RL Series-A2C and A3C
This is part of my RL-series posts.
In the last post, we talked about REINFORCE and policy gradients. We saw that the variance in vanilla policy gradients and REINFORCE is high and we can reduce this variance by subtracting the baseline from G. This baseline can be a value function and be learned using gradient descent. I think we can call the rescaler G-V advantage function (it’s actually an advantage estimate). In REINFORCE, we update policy and value functions after each episode and calculate accumulated reward in that episode. As long as we don’t use the learned value function as a critic, it is not actor-critic yet. Here we want to talk about a family of algorithms that gives us the capability to update our policy and value functions in every time-step or every N time-step. We are not limited to wait until the end of the episode. We also use the learned value function as a critic. It means that we use bootstrapping (estimating a value based on the value of the next states). I think the following part from Sutton&Barto book can help us to understand this concept better:
Although the REINFORCE-with-baseline method learns both a policy and a state-value function, we do not consider it to be an actor–critic method because its state-value function is used only as a baseline, not as a critic. That is, it is not used for bootstrapping (updating the value estimate for a state from the estimated values of subsequent states), but only as a baseline for the state whose estimate is being updated. This is a useful distinction, for only through bootstrapping do we introduce bias and an asymptotic dependence on the quality of the function approximation. As we have seen, the bias introduced through bootstrapping and reliance on the state representation is often beneficial because it reduces variance and accelerates learning. REINFORCE with baseline is unbiased and will converge asymptotically to a local minimum, but like all Monte Carlo methods it tends to learn slowly (produce estimates of high variance) and to be inconvenient to implement online or for continuing problems. As we have seen earlier in this book, with temporal-difference methods we can eliminate these inconveniences, and through multi-step methods we can flexibly choose the degree of bootstrapping. In order to gain these advantages in the case of policy gradient methods we use actor–critic methods with a bootstrapping critic.

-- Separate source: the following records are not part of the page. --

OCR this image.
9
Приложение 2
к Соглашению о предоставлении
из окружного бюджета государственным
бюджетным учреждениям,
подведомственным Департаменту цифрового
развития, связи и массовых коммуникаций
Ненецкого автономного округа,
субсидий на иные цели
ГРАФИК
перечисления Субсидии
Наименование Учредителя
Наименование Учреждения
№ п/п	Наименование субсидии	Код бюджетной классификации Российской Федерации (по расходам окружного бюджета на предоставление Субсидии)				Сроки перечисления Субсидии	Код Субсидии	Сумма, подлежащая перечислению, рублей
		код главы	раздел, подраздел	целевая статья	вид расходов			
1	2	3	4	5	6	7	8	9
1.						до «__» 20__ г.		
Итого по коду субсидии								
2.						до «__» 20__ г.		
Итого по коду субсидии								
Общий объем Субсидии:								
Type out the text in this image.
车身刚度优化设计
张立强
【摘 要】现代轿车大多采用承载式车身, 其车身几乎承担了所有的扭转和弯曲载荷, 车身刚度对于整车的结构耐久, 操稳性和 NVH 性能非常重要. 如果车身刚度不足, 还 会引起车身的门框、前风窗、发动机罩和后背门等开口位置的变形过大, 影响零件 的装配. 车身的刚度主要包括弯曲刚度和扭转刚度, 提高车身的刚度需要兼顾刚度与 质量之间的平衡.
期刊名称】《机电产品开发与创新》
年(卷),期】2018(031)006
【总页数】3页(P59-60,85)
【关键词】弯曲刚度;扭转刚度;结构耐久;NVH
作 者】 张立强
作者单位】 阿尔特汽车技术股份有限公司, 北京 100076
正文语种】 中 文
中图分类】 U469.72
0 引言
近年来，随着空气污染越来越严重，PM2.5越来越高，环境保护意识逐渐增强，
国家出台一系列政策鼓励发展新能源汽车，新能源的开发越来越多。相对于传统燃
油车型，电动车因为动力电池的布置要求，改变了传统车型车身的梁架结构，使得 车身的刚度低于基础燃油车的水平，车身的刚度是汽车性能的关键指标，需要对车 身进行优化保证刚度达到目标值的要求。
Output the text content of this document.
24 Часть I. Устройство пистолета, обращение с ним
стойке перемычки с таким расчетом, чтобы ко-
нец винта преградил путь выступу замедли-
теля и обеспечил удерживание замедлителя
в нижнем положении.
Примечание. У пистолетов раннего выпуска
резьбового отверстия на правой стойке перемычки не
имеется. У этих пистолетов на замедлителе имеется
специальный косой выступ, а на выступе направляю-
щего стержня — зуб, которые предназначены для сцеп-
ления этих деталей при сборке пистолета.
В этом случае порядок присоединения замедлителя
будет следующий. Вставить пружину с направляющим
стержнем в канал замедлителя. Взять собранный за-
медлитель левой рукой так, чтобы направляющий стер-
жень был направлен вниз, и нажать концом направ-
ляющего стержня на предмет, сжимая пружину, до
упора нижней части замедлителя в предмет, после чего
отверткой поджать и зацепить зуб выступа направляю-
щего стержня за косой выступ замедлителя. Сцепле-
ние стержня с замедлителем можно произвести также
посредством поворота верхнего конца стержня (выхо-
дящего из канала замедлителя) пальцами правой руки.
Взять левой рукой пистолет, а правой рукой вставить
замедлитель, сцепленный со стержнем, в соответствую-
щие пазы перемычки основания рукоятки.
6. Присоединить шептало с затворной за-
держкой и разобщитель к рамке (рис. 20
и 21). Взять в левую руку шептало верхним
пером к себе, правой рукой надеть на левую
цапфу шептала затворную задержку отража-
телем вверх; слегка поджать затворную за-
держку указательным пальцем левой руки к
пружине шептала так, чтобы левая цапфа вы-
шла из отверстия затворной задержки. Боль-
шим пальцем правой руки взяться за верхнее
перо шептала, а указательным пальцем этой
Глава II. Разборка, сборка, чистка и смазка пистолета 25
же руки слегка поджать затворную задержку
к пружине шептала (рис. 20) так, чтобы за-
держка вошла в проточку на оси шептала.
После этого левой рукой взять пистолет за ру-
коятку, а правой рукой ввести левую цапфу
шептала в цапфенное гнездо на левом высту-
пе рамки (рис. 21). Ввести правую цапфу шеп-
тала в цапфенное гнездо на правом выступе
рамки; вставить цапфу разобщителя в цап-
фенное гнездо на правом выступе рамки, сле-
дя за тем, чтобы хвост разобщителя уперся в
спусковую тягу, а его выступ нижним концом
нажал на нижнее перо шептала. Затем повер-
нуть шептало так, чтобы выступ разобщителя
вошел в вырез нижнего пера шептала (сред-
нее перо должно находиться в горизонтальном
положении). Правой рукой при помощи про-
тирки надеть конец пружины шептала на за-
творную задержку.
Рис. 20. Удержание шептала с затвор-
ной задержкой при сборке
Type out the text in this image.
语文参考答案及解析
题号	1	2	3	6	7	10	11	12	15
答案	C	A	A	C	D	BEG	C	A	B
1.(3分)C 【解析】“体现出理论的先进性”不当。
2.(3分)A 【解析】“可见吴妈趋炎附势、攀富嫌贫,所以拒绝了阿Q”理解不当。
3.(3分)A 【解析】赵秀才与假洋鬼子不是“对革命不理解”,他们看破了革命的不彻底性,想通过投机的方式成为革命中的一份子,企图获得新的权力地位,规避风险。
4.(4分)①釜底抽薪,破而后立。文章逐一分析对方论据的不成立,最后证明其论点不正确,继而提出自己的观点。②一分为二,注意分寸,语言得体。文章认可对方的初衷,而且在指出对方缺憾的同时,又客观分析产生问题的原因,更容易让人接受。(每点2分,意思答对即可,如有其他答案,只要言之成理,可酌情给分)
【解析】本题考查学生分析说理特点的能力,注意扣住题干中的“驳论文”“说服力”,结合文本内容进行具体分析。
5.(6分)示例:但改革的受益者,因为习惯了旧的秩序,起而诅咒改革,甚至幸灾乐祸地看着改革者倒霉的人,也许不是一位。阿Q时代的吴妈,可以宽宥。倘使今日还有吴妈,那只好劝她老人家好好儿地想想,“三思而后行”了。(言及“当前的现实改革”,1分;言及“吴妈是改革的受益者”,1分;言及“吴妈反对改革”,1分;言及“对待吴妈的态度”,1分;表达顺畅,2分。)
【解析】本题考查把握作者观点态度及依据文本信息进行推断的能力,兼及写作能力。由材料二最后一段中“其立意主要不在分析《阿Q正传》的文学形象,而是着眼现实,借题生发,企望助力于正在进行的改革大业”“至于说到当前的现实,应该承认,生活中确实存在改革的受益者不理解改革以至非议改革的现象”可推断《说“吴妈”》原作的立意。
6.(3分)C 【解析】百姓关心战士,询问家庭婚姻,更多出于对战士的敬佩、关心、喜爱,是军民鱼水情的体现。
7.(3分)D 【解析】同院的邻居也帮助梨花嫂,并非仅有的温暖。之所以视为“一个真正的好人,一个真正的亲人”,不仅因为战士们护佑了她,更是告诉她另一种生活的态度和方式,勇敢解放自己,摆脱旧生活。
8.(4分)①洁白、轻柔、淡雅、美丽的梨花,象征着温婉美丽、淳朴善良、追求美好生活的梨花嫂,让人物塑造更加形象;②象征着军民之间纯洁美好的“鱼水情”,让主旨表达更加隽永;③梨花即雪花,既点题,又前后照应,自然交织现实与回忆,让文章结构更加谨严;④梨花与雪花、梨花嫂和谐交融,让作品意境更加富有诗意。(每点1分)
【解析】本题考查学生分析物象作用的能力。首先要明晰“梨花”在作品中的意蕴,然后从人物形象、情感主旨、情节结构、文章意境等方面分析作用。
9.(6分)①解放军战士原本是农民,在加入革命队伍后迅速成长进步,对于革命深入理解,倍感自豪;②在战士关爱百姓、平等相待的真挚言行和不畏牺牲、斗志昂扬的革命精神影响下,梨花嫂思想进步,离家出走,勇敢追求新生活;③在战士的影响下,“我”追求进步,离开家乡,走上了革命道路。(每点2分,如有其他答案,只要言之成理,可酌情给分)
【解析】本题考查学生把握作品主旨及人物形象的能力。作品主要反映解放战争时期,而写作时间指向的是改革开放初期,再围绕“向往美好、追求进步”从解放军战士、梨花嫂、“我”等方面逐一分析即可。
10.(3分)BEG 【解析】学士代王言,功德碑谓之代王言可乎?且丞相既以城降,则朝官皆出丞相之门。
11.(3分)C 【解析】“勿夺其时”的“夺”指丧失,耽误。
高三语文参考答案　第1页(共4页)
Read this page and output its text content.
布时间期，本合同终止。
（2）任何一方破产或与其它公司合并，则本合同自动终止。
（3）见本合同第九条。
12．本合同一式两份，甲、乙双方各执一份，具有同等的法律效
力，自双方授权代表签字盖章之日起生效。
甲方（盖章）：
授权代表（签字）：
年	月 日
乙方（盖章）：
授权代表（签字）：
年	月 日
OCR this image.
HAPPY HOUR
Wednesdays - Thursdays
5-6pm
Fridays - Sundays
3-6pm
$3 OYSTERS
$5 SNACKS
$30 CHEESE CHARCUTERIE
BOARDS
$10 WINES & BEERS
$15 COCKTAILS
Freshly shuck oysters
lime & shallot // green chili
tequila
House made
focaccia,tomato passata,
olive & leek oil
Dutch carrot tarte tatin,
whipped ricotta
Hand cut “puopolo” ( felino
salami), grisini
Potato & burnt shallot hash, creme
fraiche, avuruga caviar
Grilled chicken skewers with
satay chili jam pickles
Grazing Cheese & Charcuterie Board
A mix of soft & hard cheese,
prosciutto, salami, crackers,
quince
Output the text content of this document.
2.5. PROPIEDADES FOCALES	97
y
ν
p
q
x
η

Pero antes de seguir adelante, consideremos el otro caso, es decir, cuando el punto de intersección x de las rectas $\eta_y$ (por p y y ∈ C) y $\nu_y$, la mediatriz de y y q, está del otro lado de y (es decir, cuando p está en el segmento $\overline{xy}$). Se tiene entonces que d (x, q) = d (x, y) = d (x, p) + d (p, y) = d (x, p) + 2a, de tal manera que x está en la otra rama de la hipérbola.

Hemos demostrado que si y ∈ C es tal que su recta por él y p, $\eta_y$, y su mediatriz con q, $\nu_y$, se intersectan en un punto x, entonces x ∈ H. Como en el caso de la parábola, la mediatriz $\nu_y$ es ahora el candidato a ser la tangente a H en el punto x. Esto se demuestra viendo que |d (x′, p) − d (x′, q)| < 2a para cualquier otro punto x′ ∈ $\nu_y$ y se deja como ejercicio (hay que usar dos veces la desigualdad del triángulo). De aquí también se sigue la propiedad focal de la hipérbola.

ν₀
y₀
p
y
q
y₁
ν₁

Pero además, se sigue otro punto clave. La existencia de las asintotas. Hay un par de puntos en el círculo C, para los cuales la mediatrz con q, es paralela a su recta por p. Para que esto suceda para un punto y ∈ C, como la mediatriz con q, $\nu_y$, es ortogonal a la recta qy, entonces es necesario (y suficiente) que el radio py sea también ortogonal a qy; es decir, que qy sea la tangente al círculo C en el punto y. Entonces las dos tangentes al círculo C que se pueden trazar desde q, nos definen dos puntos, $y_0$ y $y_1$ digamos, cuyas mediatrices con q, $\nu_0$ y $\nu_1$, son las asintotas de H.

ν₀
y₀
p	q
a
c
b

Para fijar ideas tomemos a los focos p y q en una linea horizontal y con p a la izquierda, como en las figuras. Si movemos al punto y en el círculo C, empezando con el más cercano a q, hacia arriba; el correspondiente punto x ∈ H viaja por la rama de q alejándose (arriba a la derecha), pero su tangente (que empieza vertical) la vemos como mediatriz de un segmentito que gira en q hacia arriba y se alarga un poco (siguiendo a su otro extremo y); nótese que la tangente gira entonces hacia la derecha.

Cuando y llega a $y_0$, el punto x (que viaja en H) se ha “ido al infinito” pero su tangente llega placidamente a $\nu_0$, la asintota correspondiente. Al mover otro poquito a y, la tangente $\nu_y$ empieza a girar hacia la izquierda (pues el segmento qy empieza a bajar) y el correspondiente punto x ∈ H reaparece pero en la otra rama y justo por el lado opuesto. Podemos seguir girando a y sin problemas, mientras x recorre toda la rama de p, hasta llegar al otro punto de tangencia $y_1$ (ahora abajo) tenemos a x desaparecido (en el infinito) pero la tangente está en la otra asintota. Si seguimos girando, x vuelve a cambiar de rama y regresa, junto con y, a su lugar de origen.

So here is the starting point for the actor-critic family. By using the value function as a critic and use the advantage function as the rescaler of the gradient, we will have an advantage actor-critic or A2C.
There is another version of actor-critics called A3C which stands for Asynchronous Advantage Actor-Critic. In this method, there are several parallel agents interacting with their own environment (can be implemented and work on multiple cores of CPU for example). Here is the sudo-code for this algorithm from the paper:
And here is a high-level architecture for A3C:
Here we have one global network, n workers, and n environments. The workers have their own unique parameters. They interact with their environment and then gather some data. Then calculate d_theta using their own unique parameters. Then in a point, they send this gradient to the global network and it updates its weight using :
theta = prev_theta + alfa*d_theta →d_theta is from one of the workers and alfa is learning rate
After updating the weights of the global network, the worker that sends d_theta to the global network will get the updated weights and start again to interact with its own environment. Then in some other point, another worker will do the same and send its calculated d_theta to the global network and it will update its weights (the weights contain information of the previous worker) and the worker will update its weights with new weights from the global network. And the same thing for other n-2 workers. As you see, everything is asynchronous. We are using an advantage function in all of the above procedures. We also are using value function as a critic. That A3C!! The updating phase of the global network and workers are not at the same point. The pictures below can help to understand the concept better:
Let’s talk about the synchronous version of A3C!! So one A will be removed! A2C!! again!! Synchronous Advantage Actor-Critic. Here we will have the same approach as A3C but in a synchronous way. Every worker will calculate its d_theta and send it to the global network. The global network will wait until all the workers give their d_theta and average them and then update its weights. Then all the workers get new weights and start to work again. Here we will have the same weights for all the workers all the time.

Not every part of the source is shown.